Ya‘akov Oriya, geachtetster Winzer in der Wüste Negev, und manche seiner 20 Kollegen bekamen in den letzten Wochen hohen Besuch, durch den sie sich in normalen Zeiten sehr geehrt gefühlt hätten: Weingutsherren aus dem Bordelais reisten an und fragten um Rat. Den suchten sie nicht in Qualitäts- und Geschmacksfragen, sondern um sich nach der Dürre ihres Sommers und für die weitere Klimaerwärmung zu wappnen. Voller Stolz führen ihnen die an 40° im ganzjährigen Sonnenschein und 0,66 mm Regen im Monat für ihre mageren Böden gewöhnten Wüstenwinzer ihre Mikrobewässerung vor. 

Dieses Ressourcen schonende und Wasser langsam auf die Rebenwurzeln tropfen lassende System wurde von dem aus Polen stammenden Ingenieur Simcha Blass (der es 1948 zum Direktor der staatlichen Wasserinstitutionen in Israel brachte) mit seinem Sohn Yeshayahu entwickelt und 1959 vorgestellt: ein simpler Plastikschlauch mit vielen kleinen Löchern, aus denen zwischen 3 und 5 Liter pro Stunde kamen. Es konnte erst 1965 kommerzialisiert werden, als Blass sen. im Kibbuz Hatzerim die Firma Netafim mitgegründete, heute mit 50 % Marktanteil die umsatzstärkste Produzentin künstlicher Bewässerungssysteme auf Erden. Die könnten bald im gesamten Mittelmeerraum eingesetzt werden, wenn sich die Alarmstimmung der Bordeaux-Winzer nach dem außergewöhnlich trockenen und heißen Sommer weiter ausbreitet.

Schon vor der Blass-Erfindung wurde in dem extremen Wüstenklima Weinbau betrieben – seit etwa 3000 Jahren. Zuerst waren die Nabatäer, dann die Byzantiner darin Meister, das wenige Regenwasser zu kanalisieren, und Weine zu erzeugen, die bis zu den antiken Kulturvölkern geliefert wurden. Mittlerweile werden auf 360 Hektar (die Rebfläche im fränkischen Iphofen oder der Cantina Tramin in Südtirol) die Vorteile des Terroirs genutzt: Große Temperaturunterschiede zwischen Tag und Nacht fördern die Reifung, die Trockenheit verhindert Fäulnis und Schädlinge fast vollständig, sehr kalte Winternächte stärken die Reben, meist Grenache und Chenin.
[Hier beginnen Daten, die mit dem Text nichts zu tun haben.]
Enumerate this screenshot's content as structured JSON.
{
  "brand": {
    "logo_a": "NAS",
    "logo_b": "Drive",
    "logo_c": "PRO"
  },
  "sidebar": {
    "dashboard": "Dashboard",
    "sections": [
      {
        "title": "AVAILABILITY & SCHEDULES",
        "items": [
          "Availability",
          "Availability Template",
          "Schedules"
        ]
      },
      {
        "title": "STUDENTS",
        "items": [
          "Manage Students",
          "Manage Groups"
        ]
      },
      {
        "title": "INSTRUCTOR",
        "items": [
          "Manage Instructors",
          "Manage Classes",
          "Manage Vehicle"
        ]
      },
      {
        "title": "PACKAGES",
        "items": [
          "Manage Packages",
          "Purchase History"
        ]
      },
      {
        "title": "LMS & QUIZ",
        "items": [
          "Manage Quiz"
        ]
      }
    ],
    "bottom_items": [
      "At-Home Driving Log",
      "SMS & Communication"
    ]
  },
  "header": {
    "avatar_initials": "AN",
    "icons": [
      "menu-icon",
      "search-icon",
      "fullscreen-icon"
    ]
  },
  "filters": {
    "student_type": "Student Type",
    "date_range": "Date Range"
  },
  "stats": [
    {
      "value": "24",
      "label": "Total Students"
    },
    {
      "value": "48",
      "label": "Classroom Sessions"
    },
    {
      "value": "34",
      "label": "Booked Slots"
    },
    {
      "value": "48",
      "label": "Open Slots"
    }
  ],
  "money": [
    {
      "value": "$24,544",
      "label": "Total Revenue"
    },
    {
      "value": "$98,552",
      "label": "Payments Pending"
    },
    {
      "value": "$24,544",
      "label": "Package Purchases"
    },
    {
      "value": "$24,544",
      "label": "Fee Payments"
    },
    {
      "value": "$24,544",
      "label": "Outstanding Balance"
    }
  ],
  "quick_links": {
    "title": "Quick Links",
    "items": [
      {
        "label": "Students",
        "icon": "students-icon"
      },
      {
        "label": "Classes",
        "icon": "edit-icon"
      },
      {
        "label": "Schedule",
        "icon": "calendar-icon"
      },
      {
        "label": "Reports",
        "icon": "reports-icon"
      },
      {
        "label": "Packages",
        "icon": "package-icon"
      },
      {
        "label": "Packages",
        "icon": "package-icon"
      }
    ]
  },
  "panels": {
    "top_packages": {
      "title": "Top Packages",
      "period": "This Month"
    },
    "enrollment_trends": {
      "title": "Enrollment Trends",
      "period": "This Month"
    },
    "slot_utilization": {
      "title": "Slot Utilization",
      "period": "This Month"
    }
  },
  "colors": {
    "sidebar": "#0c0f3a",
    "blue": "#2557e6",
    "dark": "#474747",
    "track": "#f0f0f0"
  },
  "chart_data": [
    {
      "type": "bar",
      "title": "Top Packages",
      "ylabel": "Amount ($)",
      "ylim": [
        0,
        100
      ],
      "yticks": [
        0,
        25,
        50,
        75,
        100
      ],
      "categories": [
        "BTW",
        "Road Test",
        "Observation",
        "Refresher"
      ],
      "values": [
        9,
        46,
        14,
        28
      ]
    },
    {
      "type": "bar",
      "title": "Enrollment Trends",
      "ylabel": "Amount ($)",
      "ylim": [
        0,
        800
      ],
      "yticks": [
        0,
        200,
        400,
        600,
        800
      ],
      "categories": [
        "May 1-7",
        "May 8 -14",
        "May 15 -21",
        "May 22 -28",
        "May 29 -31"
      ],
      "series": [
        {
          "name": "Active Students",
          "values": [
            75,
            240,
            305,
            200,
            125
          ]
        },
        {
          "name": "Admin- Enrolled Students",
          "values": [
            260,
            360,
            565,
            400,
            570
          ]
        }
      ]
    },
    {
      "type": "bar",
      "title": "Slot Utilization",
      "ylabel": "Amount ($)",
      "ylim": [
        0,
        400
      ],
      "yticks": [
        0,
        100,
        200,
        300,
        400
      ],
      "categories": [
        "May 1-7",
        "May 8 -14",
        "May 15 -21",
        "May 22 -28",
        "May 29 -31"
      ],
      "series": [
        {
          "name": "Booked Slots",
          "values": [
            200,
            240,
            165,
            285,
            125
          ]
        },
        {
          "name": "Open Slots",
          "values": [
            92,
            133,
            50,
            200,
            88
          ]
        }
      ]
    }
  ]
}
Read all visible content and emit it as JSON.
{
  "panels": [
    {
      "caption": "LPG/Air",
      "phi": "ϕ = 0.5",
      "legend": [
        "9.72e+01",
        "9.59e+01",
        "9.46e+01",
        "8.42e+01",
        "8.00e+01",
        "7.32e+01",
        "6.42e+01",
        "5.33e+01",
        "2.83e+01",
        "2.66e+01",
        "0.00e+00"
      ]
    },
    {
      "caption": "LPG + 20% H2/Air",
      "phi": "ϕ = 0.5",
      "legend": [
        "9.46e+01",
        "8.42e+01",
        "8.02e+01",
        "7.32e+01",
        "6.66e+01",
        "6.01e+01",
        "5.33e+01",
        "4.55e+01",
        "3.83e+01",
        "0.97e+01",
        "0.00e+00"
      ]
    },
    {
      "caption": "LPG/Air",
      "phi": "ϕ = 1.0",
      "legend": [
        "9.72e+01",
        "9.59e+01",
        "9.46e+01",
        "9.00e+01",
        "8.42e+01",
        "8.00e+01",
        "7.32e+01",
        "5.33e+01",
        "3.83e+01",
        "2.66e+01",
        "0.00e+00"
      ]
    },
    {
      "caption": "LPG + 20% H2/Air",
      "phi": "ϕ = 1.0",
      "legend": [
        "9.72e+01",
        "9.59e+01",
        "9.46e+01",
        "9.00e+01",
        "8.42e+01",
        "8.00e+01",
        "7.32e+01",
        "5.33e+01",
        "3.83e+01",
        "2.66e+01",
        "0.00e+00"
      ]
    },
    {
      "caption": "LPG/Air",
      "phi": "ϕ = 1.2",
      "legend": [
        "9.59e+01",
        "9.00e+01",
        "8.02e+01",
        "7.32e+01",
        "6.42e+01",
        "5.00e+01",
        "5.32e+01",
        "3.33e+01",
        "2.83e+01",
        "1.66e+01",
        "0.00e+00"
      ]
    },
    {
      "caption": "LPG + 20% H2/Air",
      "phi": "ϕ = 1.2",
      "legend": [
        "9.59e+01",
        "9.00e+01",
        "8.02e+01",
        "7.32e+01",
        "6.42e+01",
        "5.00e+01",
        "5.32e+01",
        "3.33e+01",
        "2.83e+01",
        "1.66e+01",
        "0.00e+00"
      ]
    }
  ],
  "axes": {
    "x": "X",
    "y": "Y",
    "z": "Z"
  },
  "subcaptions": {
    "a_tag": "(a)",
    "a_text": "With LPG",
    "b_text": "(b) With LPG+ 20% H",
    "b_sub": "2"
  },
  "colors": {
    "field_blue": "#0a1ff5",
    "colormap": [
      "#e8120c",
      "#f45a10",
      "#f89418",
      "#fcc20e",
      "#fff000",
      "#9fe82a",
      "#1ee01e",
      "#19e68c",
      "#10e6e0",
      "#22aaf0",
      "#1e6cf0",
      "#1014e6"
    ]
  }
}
Die Natur ermöglicht bei frühzeitiger Ernte sehr würzige Weine, die Winzer müssen sie elegant, komplex und alterungsfähig werden lassen.

Bisheriger Meister darin ist der Winzer, Önologe und Berater mehrerer Weingüter Ya‘akov Oriya. Als Kind mit seinen ultraorthodoxen Eltern aus New York eingewandert, belegte der weinfreudige Bauingenieur 2003 einen vinologischen Anfängerkurs, pachtete 2004 seinen ersten Weinberg und erkannte, bevor es derzeitiges Mainstream-Denken wurde, die Vorzüge der Region für Weißwein. Für die nahe Zukunft prophezeit er Dessertweine und als Weltneuheit aus der Wüste einen Champagner.